Volume of Oil in Cylindrical Tanks

by:

Scott Burrell

In this set we want to consider the problem context of the storage of fluids in cylindrical tanks that have been installed laying on their side. The common problem characteristic is that the DEPTH of the fluid is known, determine the volume.

First Situation

This problem was seriously proposed to one of my EMT 725 students by their Superintendent. At the Superintendent's home the furnace used fuel oil stored in an underground tank. It was known that the tank was installed level on its side and that it was 36 inches in diameter and 48 inches long. Using a stick dipped through the fill tube, the superintendent determined he had 10 inches of oil in the tank. He really did NOT want to know how to calculate the amount of oil. He knew from experience that it was February and he would need about 40 gallons of oil to finish the season. Would he have enough oil?
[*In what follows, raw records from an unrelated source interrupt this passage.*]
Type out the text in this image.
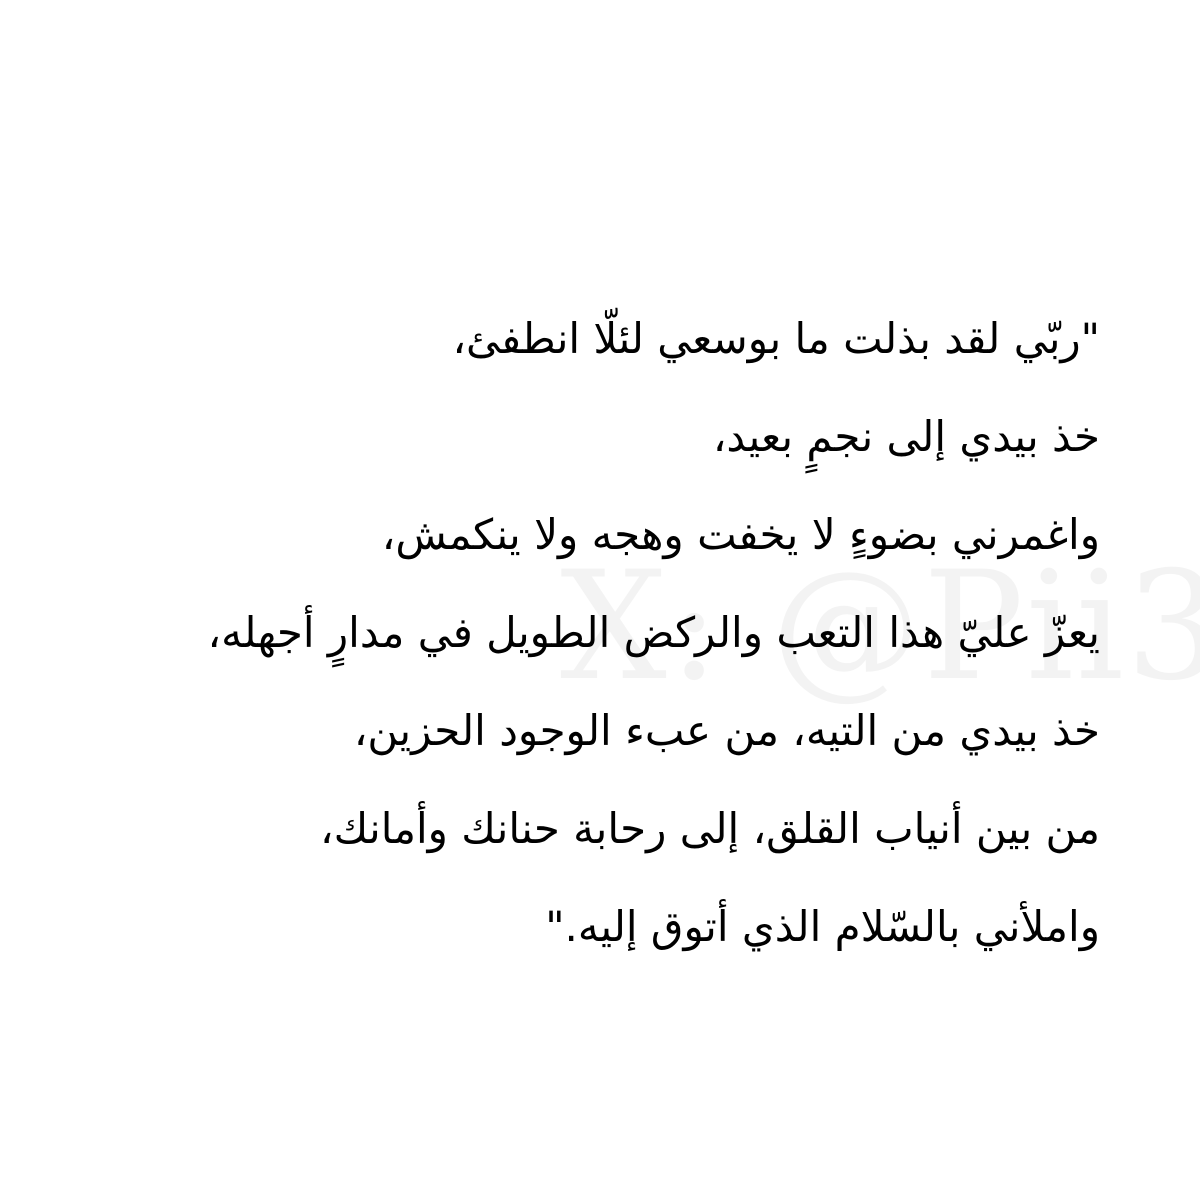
"ربّي لقد بذلت ما بوسعي لئلّا انطفئ،
خذ بيدي إلى نجمٍ بعيد،
واغمرني بضوءٍ لا يخفت وهجه ولا ينكمش،
يعزّ عليّ هذا التعب والركض الطويل في مدارٍ أجهله،
خذ بيدي من التيه، من عبء الوجود الحزين،
من بين أنياب القلق، إلى رحابة حنانك وأمانك،
واملأني بالسّلام الذي أتوق إليه."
An estimate may suffice. For example, the surface of the oil is a rectangle 48 incles long and a little less than 18 incles wide. So the volume would be less than 48 X 36 X 10 cubic inches. This is the volume of rectangular parallelepiped. At 231 cubic incles per gallon, this given an overestimate of 75 gallons. In fact if we approximate the oil in the tank by a trianglular prism with altitude of 10 and base of 36 and lenght of 48 its volume is half of this parallelepiped, or 37.5 gallons estimated. That estimate is probably pretty close, but who would want to assure their boss that he has enough oil in the tank to finish out the winter on the basis of this estimate?

We may want to calculate the volume.

How many gallons of oil are in the gas tank?

The volume of a cylinder is the area of its base times the height. Since the tank is lying on its side, the base is the part of the circle where the 10 inches of oil are located. The drawing below is a diagram of the base.

The area of the base is the sector of the circle minus the area of the triangle. Since the radius of the circle is 18 and the height of the oil is 10, h=8. X can be found using the Pythagorean Theorem.

8^2 +x^2 =18^2
64+x^2=324
x^2=260
x=2(sqrt(65))

The area of the triangle is (1/2)bh. From the picture, we see that x= (1/2)b. The area of the triangle is xh.

Area of triangle = xh
= 2(sqrt(65))(8)
=16(sqrt(65)) in^2

To find the area of the sector, we must first find theta. Theta can be found using the arcos.

cos^-1 (theta) = 8/18

The area of the sector is (1/2) r^2 (theta). From the picture, the angle marked theta is actually half of the angle of the sector. Thus the area of the sector is r^2 (theta).

Area of sector = r^2 (theta)
=(18^2)(1.11)
=359.72 in^2

The area of the oil is the area of the sector minus the area of the triangle.

Area of oil = Area of sector - Area of triangle
=359.72-16(sqrt(65))
=230.72 in^2

The volume of oil is the area of the oil times the length of the tank.

Volume of oil = Area of oil * 48
=230.72 * 48
=11,074.67 in^3

However, the question asks for the number of gallons. The cubic inches must be converted to gallons. There are 7.481 gallons/cubic foot.

(11,074.67 in^3/1) * (1 ft^3/1,728 in^3) * (7.481 gallons/1 ft^3) = 47.94 gallons

There are approximately 48 gallons of oil in the tank.

Extension: This problem was extremely lengthly. I would not want to do this every time I wanted to know how much oil was in the tank. It would be more time efficient to calibrate the stick used to measure the depth of the oil so that the number of gallons could be read off of it.

To make a calibrated stick, I created an Excel spreadsheet that calculates the amount of oil in gallons for each 1/2 inch. The stick would be made by placing a mark at every 1/2 inch. The mark would be labeled with the number of gallons for that particular 1/2 mark.